The patient should be laid on a flat hard surface, turn his head to the side, with a spatula or spoon, open his mouth and clean the oral cavity from the contents, ensuring patency of the upper respiratory tract. When you save or quickly restore breathing, oxygen is inhaled. When cardiac arrest and breathing stop, resuscitation is necessary. The patient should be transported to the hospital after the relief of seizures by an intensive care team, which, if these measures are ineffective, can use anesthesia to stop seizures.

All medical and diagnostic measures for eclampsia are carried out under conditions of effective analgesia and antipsychotics, which is achieved by the use of antipsychotics. Epidural anesthesia gives a good analgesic effect.

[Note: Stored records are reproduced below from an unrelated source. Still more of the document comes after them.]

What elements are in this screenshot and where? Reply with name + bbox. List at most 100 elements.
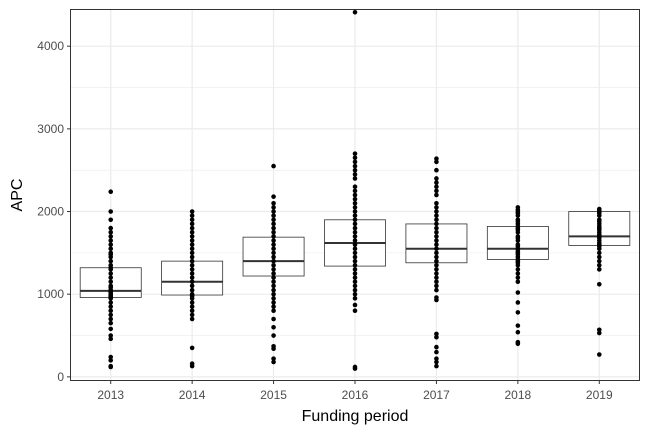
data-point (271, 221, 276, 227)
data-point (434, 334, 439, 340)
data-point (271, 275, 276, 280)
data-point (434, 209, 439, 214)
data-point (352, 246, 358, 252)
data-point (271, 246, 276, 252)
data-point (271, 217, 276, 223)
data-point (352, 308, 358, 314)
data-point (189, 279, 195, 285)
data-point (108, 300, 114, 305)
data-point (352, 155, 358, 161)
data-point (434, 213, 439, 218)
data-point (271, 356, 276, 361)
data-point (596, 281, 602, 287)
data-point (515, 262, 521, 268)
data-point (271, 296, 276, 301)
data-point (434, 221, 439, 227)
data-point (189, 316, 195, 322)
data-point (108, 320, 114, 326)
data-point (515, 229, 521, 235)
data-point (108, 354, 114, 360)
data-point (352, 172, 358, 177)
data-point (434, 297, 439, 303)
data-point (434, 180, 439, 185)
data-point (189, 262, 195, 268)
data-point (434, 205, 439, 210)
data-point (108, 304, 114, 309)
data-point (189, 258, 195, 264)
data-point (189, 296, 195, 301)
data-point (352, 225, 358, 231)
panel-border (70, 9, 640, 381)
data-point (189, 254, 195, 260)
data-point (434, 287, 439, 293)
data-point (271, 225, 276, 231)
data-point (271, 271, 276, 276)
data-point (352, 229, 358, 235)
data-point (189, 308, 195, 314)
data-point (108, 234, 114, 239)
data-point (352, 196, 358, 202)
data-point (271, 333, 276, 338)
x-tick-label: 2018 (505, 388, 532, 402)
data-point (515, 213, 521, 218)
data-point (271, 200, 276, 206)
data-point (108, 189, 114, 194)
data-point (434, 238, 439, 243)
data-point (352, 287, 358, 293)
data-point (596, 213, 602, 218)
data-point (271, 308, 276, 314)
data-point (434, 188, 439, 194)
data-point (352, 267, 358, 272)
data-point (108, 312, 114, 318)
data-point (515, 279, 521, 285)
data-point (108, 209, 114, 214)
data-point (515, 238, 521, 243)
data-point (434, 271, 439, 276)
data-point (352, 192, 358, 198)
data-point (189, 238, 195, 243)
data-point (434, 356, 439, 361)
data-point (271, 346, 276, 352)
data-point (434, 192, 439, 198)
data-point (271, 283, 276, 289)
data-point (434, 262, 439, 268)
data-point (271, 242, 276, 247)
data-point (352, 238, 358, 243)
data-point (434, 184, 439, 190)
data-point (108, 254, 114, 260)
data-point (108, 333, 114, 338)
data-point (434, 275, 439, 280)
data-point (596, 254, 602, 260)
data-point (352, 217, 358, 223)
data-point (189, 234, 195, 239)
data-point (271, 209, 276, 214)
data-point (108, 238, 114, 243)
data-point (596, 250, 602, 256)
data-point (596, 267, 602, 272)
data-point (189, 345, 195, 351)
data-point (189, 283, 195, 289)
data-point (271, 163, 276, 169)
data-point (352, 151, 358, 156)
x-tick-label: 2019 (586, 388, 613, 402)
data-point (596, 330, 602, 336)
data-point (352, 163, 358, 169)
data-point (434, 156, 439, 161)
plot-panel (70, 9, 640, 381)
data-point (189, 213, 195, 218)
data-point (108, 279, 114, 285)
data-point (189, 209, 195, 214)
data-point (515, 271, 521, 276)
data-point (434, 283, 439, 289)
data-point (352, 302, 358, 308)
data-point (352, 167, 358, 173)
data-point (352, 254, 358, 260)
data-point (434, 331, 439, 337)
data-point (108, 326, 114, 332)
data-point (271, 300, 276, 305)
data-point (271, 238, 276, 243)
data-point (434, 359, 439, 365)
data-point (352, 234, 358, 239)
data-point (108, 258, 114, 264)
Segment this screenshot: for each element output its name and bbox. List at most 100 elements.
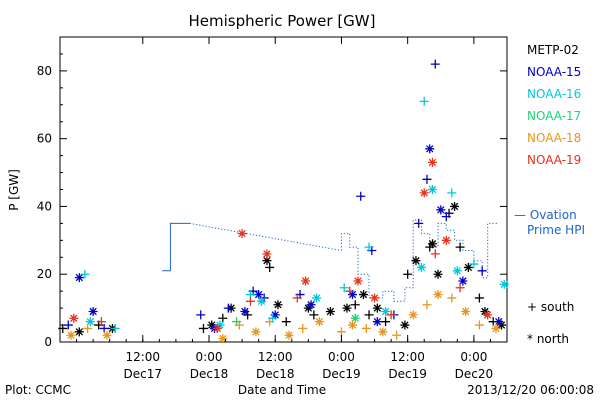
legend-entry: NOAA-15 <box>527 65 581 79</box>
data-point <box>85 317 95 327</box>
data-point <box>414 218 424 228</box>
data-point <box>306 300 316 310</box>
ovation-segment <box>340 219 499 302</box>
data-point <box>419 96 429 106</box>
x-tick-label-date: Dec17 <box>124 367 163 381</box>
data-point <box>265 262 275 272</box>
x-tick-label-date: Dec19 <box>322 367 361 381</box>
data-point <box>411 256 421 266</box>
data-point <box>461 307 471 316</box>
data-point <box>370 293 380 303</box>
data-point <box>430 59 440 69</box>
data-point <box>312 293 322 303</box>
data-point <box>298 323 308 333</box>
ovation-segment <box>162 222 190 272</box>
data-point <box>425 144 435 154</box>
legend-entry: NOAA-17 <box>527 109 581 123</box>
data-point <box>237 229 247 239</box>
x-tick-label-date: Dec18 <box>256 367 295 381</box>
x-tick-label-time: 12:00 <box>125 350 160 364</box>
data-point <box>339 283 349 293</box>
data-point <box>463 262 473 272</box>
data-point <box>309 310 319 320</box>
data-point <box>458 276 468 286</box>
y-tick-label: 40 <box>37 199 52 213</box>
legend-entry: NOAA-16 <box>527 87 581 101</box>
chart-title: Hemispheric Power [GW] <box>189 12 376 30</box>
data-point <box>386 310 396 320</box>
x-tick-label-time: 0:00 <box>328 350 355 364</box>
data-point <box>419 188 429 198</box>
data-point <box>350 300 360 310</box>
data-point <box>234 320 244 330</box>
footer-plot-credit: Plot: CCMC <box>5 383 71 397</box>
data-point <box>83 323 93 333</box>
data-point <box>63 320 73 330</box>
data-point <box>381 307 391 316</box>
data-point <box>196 310 206 320</box>
data-point <box>425 242 435 252</box>
data-point <box>110 323 120 333</box>
data-point <box>254 290 264 300</box>
legend-entry: METP-02 <box>527 43 579 57</box>
data-point <box>430 249 440 259</box>
x-axis-label: Date and Time <box>238 383 326 397</box>
x-tick-label-date: Dec19 <box>388 367 427 381</box>
data-points <box>58 59 509 344</box>
x-tick-label-time: 0:00 <box>460 350 487 364</box>
data-point <box>364 242 374 252</box>
data-point <box>422 174 432 184</box>
data-point <box>74 273 84 283</box>
data-point <box>102 330 112 340</box>
data-point <box>350 313 360 323</box>
data-point <box>428 157 437 167</box>
legend-ovation-line1: — Ovation <box>514 208 577 222</box>
data-point <box>359 290 369 300</box>
marker-legend-north: * north <box>527 332 569 346</box>
data-point <box>69 313 79 323</box>
data-point <box>494 317 504 327</box>
x-tick-label-time: 12:00 <box>258 350 293 364</box>
data-point <box>99 323 109 333</box>
data-point <box>262 256 272 266</box>
data-point <box>469 259 479 269</box>
y-axis-label: P [GW] <box>7 169 21 211</box>
data-point <box>428 185 437 194</box>
data-point <box>381 317 391 327</box>
data-point <box>342 303 352 313</box>
data-point <box>452 266 462 276</box>
data-point <box>441 212 451 222</box>
data-point <box>74 327 84 337</box>
data-point <box>218 334 228 344</box>
data-point <box>212 323 222 333</box>
data-point <box>483 310 493 320</box>
data-point <box>400 320 410 330</box>
data-point <box>284 330 294 340</box>
data-point <box>223 303 233 313</box>
data-point <box>364 310 374 320</box>
legend-entry: NOAA-18 <box>527 131 581 145</box>
data-point <box>292 293 302 303</box>
series-metp-02 <box>58 201 506 337</box>
data-point <box>198 323 208 333</box>
legend-entry: NOAA-19 <box>527 153 581 167</box>
series-noaa-16 <box>80 96 509 333</box>
marker-legend-south: + south <box>527 300 574 314</box>
data-point <box>447 293 457 303</box>
data-point <box>392 330 402 340</box>
data-point <box>455 283 465 293</box>
data-point <box>441 235 451 245</box>
data-point <box>245 296 255 306</box>
data-point <box>301 276 311 286</box>
data-point <box>281 317 291 327</box>
data-point <box>474 293 484 303</box>
data-point <box>265 317 275 327</box>
data-point <box>416 262 426 272</box>
data-point <box>356 191 366 201</box>
series-noaa-15 <box>63 59 504 333</box>
x-tick-label-date: Dec18 <box>190 367 229 381</box>
data-point <box>345 286 355 296</box>
data-point <box>251 327 261 337</box>
data-point <box>436 205 446 215</box>
x-tick-label-time: 0:00 <box>196 350 223 364</box>
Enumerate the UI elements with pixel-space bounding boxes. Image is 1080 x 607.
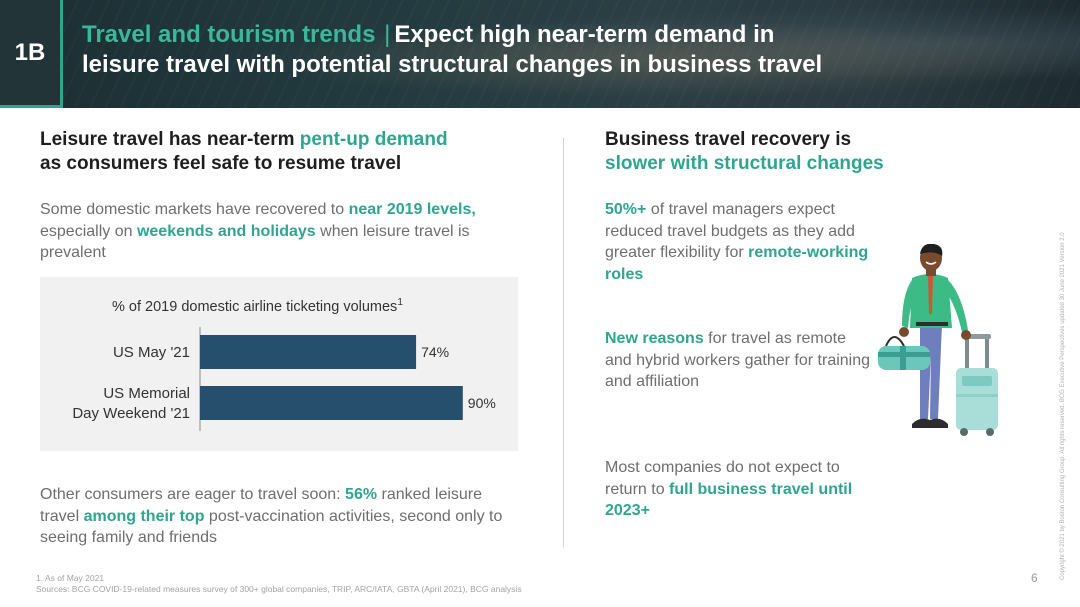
title-line-1-rest: Expect high near-term demand in <box>394 21 775 48</box>
right-heading-b: slower with structural changes <box>605 153 884 174</box>
chart-bar <box>200 335 417 369</box>
page-title: Travel and tourism trends | Expect high n… <box>82 20 1062 80</box>
left-heading-a: Leisure travel has near-term <box>40 129 300 150</box>
right-heading: Business travel recovery is slower with s… <box>605 128 905 176</box>
left-heading-b: pent-up demand <box>299 129 448 150</box>
chart-category-label: US Memorial Day Weekend '21 <box>72 385 190 422</box>
left-p1-e: when leisure travel is prevalent <box>40 222 470 262</box>
left-p1-d: weekends and holidays <box>136 222 316 240</box>
right-p1-a: 50%+ <box>605 201 647 218</box>
chart-title-footnote: 1 <box>397 297 403 308</box>
left-heading: Leisure travel has near-term pent-up dem… <box>40 128 520 176</box>
left-column: Leisure travel has near-term pent-up dem… <box>40 128 520 176</box>
chart-value-label: 74% <box>421 344 449 360</box>
title-line-2: leisure travel with potential structural… <box>82 51 823 78</box>
chart-category-label: US May '21 <box>113 344 190 361</box>
right-heading-a: Business travel recovery is <box>605 129 852 150</box>
page-number: 6 <box>1031 571 1038 585</box>
footnote-1: 1. As of May 2021 <box>36 573 105 583</box>
left-p1-a: Some domestic markets have recovered to <box>40 201 349 218</box>
chart-title: % of 2019 domestic airline ticketing vol… <box>112 297 403 315</box>
left-p1-b: near 2019 levels, <box>348 201 476 218</box>
footnote-sources: Sources: BCG COVID-19-related measures s… <box>36 584 522 594</box>
right-p2-b: for travel as remote and hybrid workers … <box>605 330 871 390</box>
copyright-notice: Copyright © 2021 by Boston Consulting Gr… <box>1060 232 1066 580</box>
left-p2-e: post-vaccination activities, second only… <box>40 507 503 547</box>
right-paragraph-1: 50%+ of travel managers expect reduced t… <box>605 199 875 285</box>
right-column: Business travel recovery is slower with s… <box>605 128 905 176</box>
chart-value-label: 90% <box>468 395 496 411</box>
left-p2-a: Other consumers are eager to travel soon… <box>40 486 346 503</box>
left-paragraph-1: Some domestic markets have recovered to … <box>40 199 520 264</box>
section-badge-label: 1B <box>14 38 46 66</box>
business-traveler-illustration <box>878 244 998 436</box>
left-p2-b: 56% <box>345 486 378 503</box>
right-paragraph-3: Most companies do not expect to return t… <box>605 457 875 522</box>
right-p3-b: full business travel until 2023+ <box>605 480 853 520</box>
left-p1-c: especially on <box>40 222 137 240</box>
footnotes: 1. As of May 2021 Sources: BCG COVID-19-… <box>36 573 522 595</box>
ticketing-chart: % of 2019 domestic airline ticketing vol… <box>40 277 518 451</box>
section-badge: 1B <box>0 0 63 108</box>
left-paragraph-2: Other consumers are eager to travel soon… <box>40 484 520 549</box>
title-separator: | <box>384 21 391 48</box>
right-paragraph-2: New reasons for travel as remote and hyb… <box>605 328 875 393</box>
right-p1-c: remote-working roles <box>605 244 869 283</box>
header-banner <box>0 0 1080 108</box>
column-divider <box>563 138 564 548</box>
chart-bar <box>200 386 463 420</box>
left-heading-c: as consumers feel safe to resume travel <box>40 153 402 174</box>
chart-plot: 74% US May '21 90% US Memorial Day Weekend '… <box>72 327 496 431</box>
left-p2-d: among their top <box>83 507 205 525</box>
right-p2-a: New reasons <box>605 330 704 347</box>
right-p1-b: of travel managers expect reduced travel… <box>605 201 855 261</box>
title-accent: Travel and tourism trends <box>82 21 376 48</box>
right-p3-a: Most companies do not expect to return t… <box>605 459 840 498</box>
chart-title-text: % of 2019 domestic airline ticketing vol… <box>112 298 398 315</box>
title-line-1: Travel and tourism trends | Expect high n… <box>82 20 1062 50</box>
left-p2-c: ranked leisure travel <box>40 486 483 525</box>
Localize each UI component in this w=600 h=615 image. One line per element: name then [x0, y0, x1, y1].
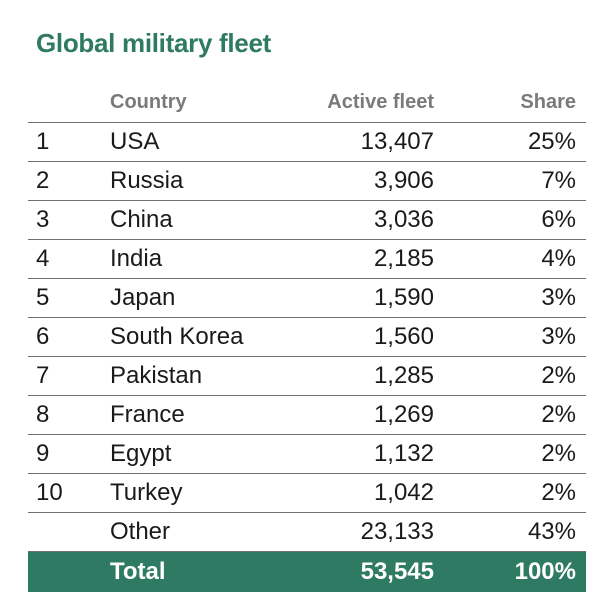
rank-cell: 8 [36, 401, 50, 428]
header-country: Country [110, 91, 187, 113]
country-cell: USA [110, 128, 160, 155]
total-label: Total [110, 558, 166, 585]
fleet-cell: 1,132 [373, 440, 434, 467]
table-row: 7 Pakistan 1,285 2% [28, 357, 586, 396]
chart-title: Global military fleet [36, 28, 271, 58]
share-cell: 2% [541, 401, 576, 428]
fleet-cell: 1,560 [373, 323, 434, 350]
table-row: 9 Egypt 1,132 2% [28, 435, 586, 474]
country-cell: China [110, 206, 173, 233]
table-row: 2 Russia 3,906 7% [28, 162, 586, 201]
table-row: 4 India 2,185 4% [28, 240, 586, 279]
table-row: 6 South Korea 1,560 3% [28, 318, 586, 357]
country-cell: Turkey [110, 479, 183, 506]
fleet-cell: 2,185 [373, 245, 434, 272]
fleet-table: Country Active fleet Share 1 USA 13,407 25%… [28, 85, 586, 592]
table-body: 1 USA 13,407 25% 2 Russia 3,906 7% 3 China 3,036 6%… [28, 123, 586, 552]
share-cell: 4% [541, 245, 576, 272]
country-cell: France [110, 401, 185, 428]
country-cell: Russia [110, 167, 184, 194]
country-cell: Egypt [110, 440, 172, 467]
country-cell: South Korea [110, 323, 244, 350]
total-fleet: 53,545 [360, 558, 434, 585]
total-share: 100% [514, 558, 576, 585]
table-row: 8 France 1,269 2% [28, 396, 586, 435]
table-row: 3 China 3,036 6% [28, 201, 586, 240]
rank-cell: 2 [36, 167, 50, 194]
fleet-cell: 13,407 [360, 128, 434, 155]
rank-cell: 10 [36, 479, 63, 506]
rank-cell: 4 [36, 245, 50, 272]
share-cell: 25% [527, 128, 576, 155]
share-cell: 43% [527, 518, 576, 545]
header-active-fleet: Active fleet [327, 91, 434, 113]
rank-cell: 1 [36, 128, 50, 155]
table-row: 1 USA 13,407 25% [28, 123, 586, 162]
country-cell: India [110, 245, 163, 272]
rank-cell: 3 [36, 206, 50, 233]
share-cell: 3% [541, 284, 576, 311]
table-row: 10 Turkey 1,042 2% [28, 474, 586, 513]
country-cell: Japan [110, 284, 176, 311]
table-header: Country Active fleet Share [28, 85, 586, 123]
share-cell: 2% [541, 362, 576, 389]
fleet-cell: 1,042 [373, 479, 434, 506]
total-row: Total 53,545 100% [28, 552, 586, 592]
fleet-cell: 1,590 [373, 284, 434, 311]
rank-cell: 6 [36, 323, 50, 350]
rank-cell: 9 [36, 440, 50, 467]
fleet-cell: 3,036 [373, 206, 434, 233]
share-cell: 2% [541, 440, 576, 467]
fleet-cell: 1,269 [373, 401, 434, 428]
rank-cell: 5 [36, 284, 50, 311]
fleet-cell: 23,133 [360, 518, 434, 545]
share-cell: 6% [541, 206, 576, 233]
rank-cell: 7 [36, 362, 50, 389]
header-share: Share [520, 91, 576, 113]
share-cell: 3% [541, 323, 576, 350]
country-cell: Pakistan [110, 362, 203, 389]
country-cell: Other [110, 518, 171, 545]
table-row: 5 Japan 1,590 3% [28, 279, 586, 318]
fleet-cell: 1,285 [373, 362, 434, 389]
share-cell: 7% [541, 167, 576, 194]
fleet-cell: 3,906 [373, 167, 434, 194]
share-cell: 2% [541, 479, 576, 506]
table-row: Other 23,133 43% [28, 513, 586, 552]
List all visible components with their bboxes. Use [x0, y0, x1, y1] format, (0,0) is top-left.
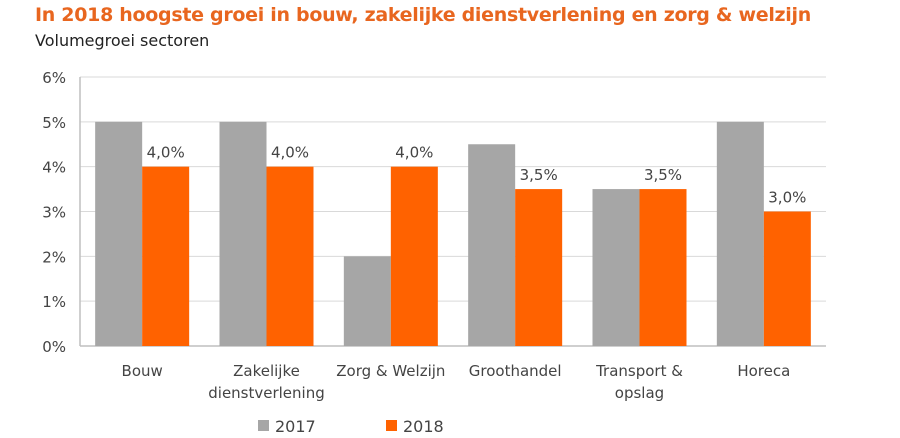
- legend-swatch-2017: [258, 420, 269, 431]
- data-label: 4,0%: [271, 144, 309, 162]
- data-label: 4,0%: [147, 144, 185, 162]
- y-tick-label: 0%: [42, 338, 66, 356]
- bar-2018: [639, 189, 687, 346]
- x-tick-label: opslag: [615, 384, 664, 402]
- x-tick-label: Zorg & Welzijn: [336, 362, 445, 380]
- y-tick-label: 6%: [42, 69, 66, 87]
- y-tick-label: 5%: [42, 114, 66, 132]
- x-tick-label: Groothandel: [469, 362, 562, 380]
- y-tick-label: 1%: [42, 293, 66, 311]
- bar-2017: [343, 256, 391, 346]
- legend-label: 2017: [275, 417, 316, 436]
- chart-subtitle: Volumegroei sectoren: [35, 31, 210, 50]
- bar-2018: [142, 166, 190, 346]
- data-label: 4,0%: [395, 144, 433, 162]
- y-tick-label: 4%: [42, 159, 66, 177]
- x-tick-label: Horeca: [737, 362, 790, 380]
- x-tick-label: Bouw: [122, 362, 163, 380]
- data-label: 3,0%: [768, 189, 806, 207]
- bar-2017: [95, 121, 143, 346]
- bar-2017: [716, 121, 764, 346]
- bar-2017: [468, 144, 516, 346]
- bar-2017: [592, 189, 640, 346]
- bar-2017: [219, 121, 267, 346]
- x-tick-label: Zakelijke: [233, 362, 300, 380]
- x-tick-label: dienstverlening: [208, 384, 325, 402]
- data-label: 3,5%: [520, 166, 558, 184]
- legend-label: 2018: [403, 417, 444, 436]
- bar-2018: [763, 211, 811, 346]
- y-tick-label: 2%: [42, 248, 66, 266]
- chart-title: In 2018 hoogste groei in bouw, zakelijke…: [35, 4, 811, 26]
- legend-swatch-2018: [386, 420, 397, 431]
- bar-2018: [266, 166, 314, 346]
- x-tick-label: Transport &: [595, 362, 683, 380]
- data-label: 3,5%: [644, 166, 682, 184]
- bar-2018: [390, 166, 438, 346]
- bar-2018: [515, 189, 563, 346]
- y-tick-label: 3%: [42, 204, 66, 222]
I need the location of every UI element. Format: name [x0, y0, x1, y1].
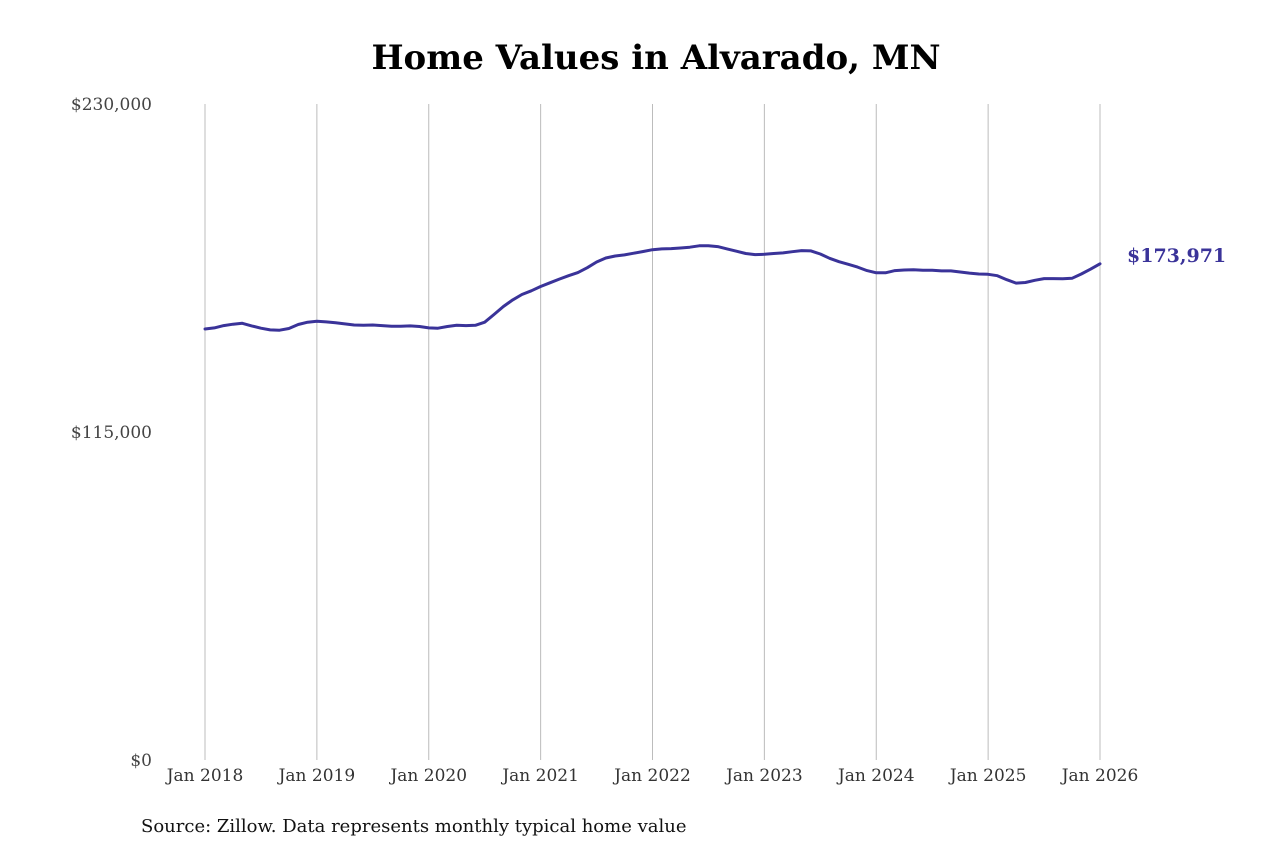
x-tick-label: Jan 2023 [724, 766, 803, 786]
x-axis-ticks: Jan 2018 Jan 2019 Jan 2020 Jan 2021 Jan 2022… [165, 766, 1139, 786]
y-tick-label: $115,000 [71, 423, 152, 443]
source-note: Source: Zillow. Data represents monthly … [141, 816, 687, 837]
gridlines [204, 104, 1101, 760]
series-layer: $173,971 [203, 244, 1226, 332]
y-tick-label: $230,000 [71, 95, 152, 115]
y-tick-label: $0 [130, 751, 152, 771]
x-tick-label: Jan 2025 [948, 766, 1027, 786]
series-end-label: $173,971 [1127, 245, 1226, 267]
x-tick-label: Jan 2026 [1060, 766, 1139, 786]
x-tick-label: Jan 2021 [500, 766, 579, 786]
x-tick-label: Jan 2018 [165, 766, 244, 786]
x-tick-label: Jan 2020 [388, 766, 467, 786]
x-tick-label: Jan 2022 [612, 766, 691, 786]
chart-title: Home Values in Alvarado, MN [371, 38, 941, 78]
y-axis-ticks: $0 $115,000 $230,000 [71, 95, 152, 771]
series-line [203, 244, 1102, 332]
x-tick-label: Jan 2019 [277, 766, 356, 786]
x-tick-label: Jan 2024 [836, 766, 915, 786]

Absolute indications for mechanical ventilation are eclampsic status, a combination of eclampsia with massive blood loss, cardiopulmonary failure, eclampic coma. To prevent complications, including acute renal and renal hepatic insufficiency, inflammatory septic diseases, it is necessary to compensate for blood loss in childbirth (with caesarean section in the early postpartum period), as well as conducting active antibacterial therapy. Timely delivery and the use of complex therapy are the basis for reducing mortality in eclampsia.

P r about gn oz depends on the severity of OCG-gestosis. The prognosis is less favorable with eclampsia, especially with eclampic coma against the background of diffuse cerebral edema, ischemia and cerebral hemorrhages. Mortality in eclampsic coma reaches 50%.

Prevention includes the detection and treatment of pregnancy before kidney disease, hypertension, neuroendocrine disorders; careful monitoring of pregnant women at risk of developing OCG-gestosis in a antenatal clinic. An obstetrician-gynecologist should examine them at least 1 time in 2 weeks in the first half of pregnancy and 1 time per week in its second half. At 20–22 weeks, 28–33 weeks, and 35–37 weeks of pregnancy for 10–15 days, diet No. 7, vitamins, infusions of medicinal plants (valerian root, motherwort herbs, etc.), oxygen-vitamin-herbal, are prescribed for prophylactic purposes. cocktails.

A reliable preventive measure is the timely detection and treatment of pretoxicosis - a complex of pathological changes in the pregnant woman's body, preceding the clinical manifestations of OCG-gestosis and detectable only with a special examination. Signs of pretoxicosis are, in particular, the asymmetry of blood pressure on the hands (a difference of 10 mm Hg. Art. And more in a sitting position), a pulse pressure of 30 mm Hg. Art. and less, a decrease in the oncotic density of urine, a decrease in daily urine output to 900 ml, insignificant proteinuria and excessive weight gain.

For the treatment of pretoxicosis and the prevention of its transition to OCG-gestosis, the elimination of adverse factors in everyday life and at work is necessary; rational nutrition with a restriction of carbohydrates up to 300 g, fats up to 80 g, salt up to 5 g, liquids up to 1000 ml per day; taking multivitamin preparations (for example, genderite ); increase in the duration of night sleep (at least 9-10 hours) and stay in the fresh air; a special set of physical exercises. Acupuncture is indicated to improve uteroplacental circulation. In order to normalize the tone of the vessels of the brain and improve cortical neurodynamics, electroanalgesia is successfully used (4-8 procedures, each lasting 45-90 minutes).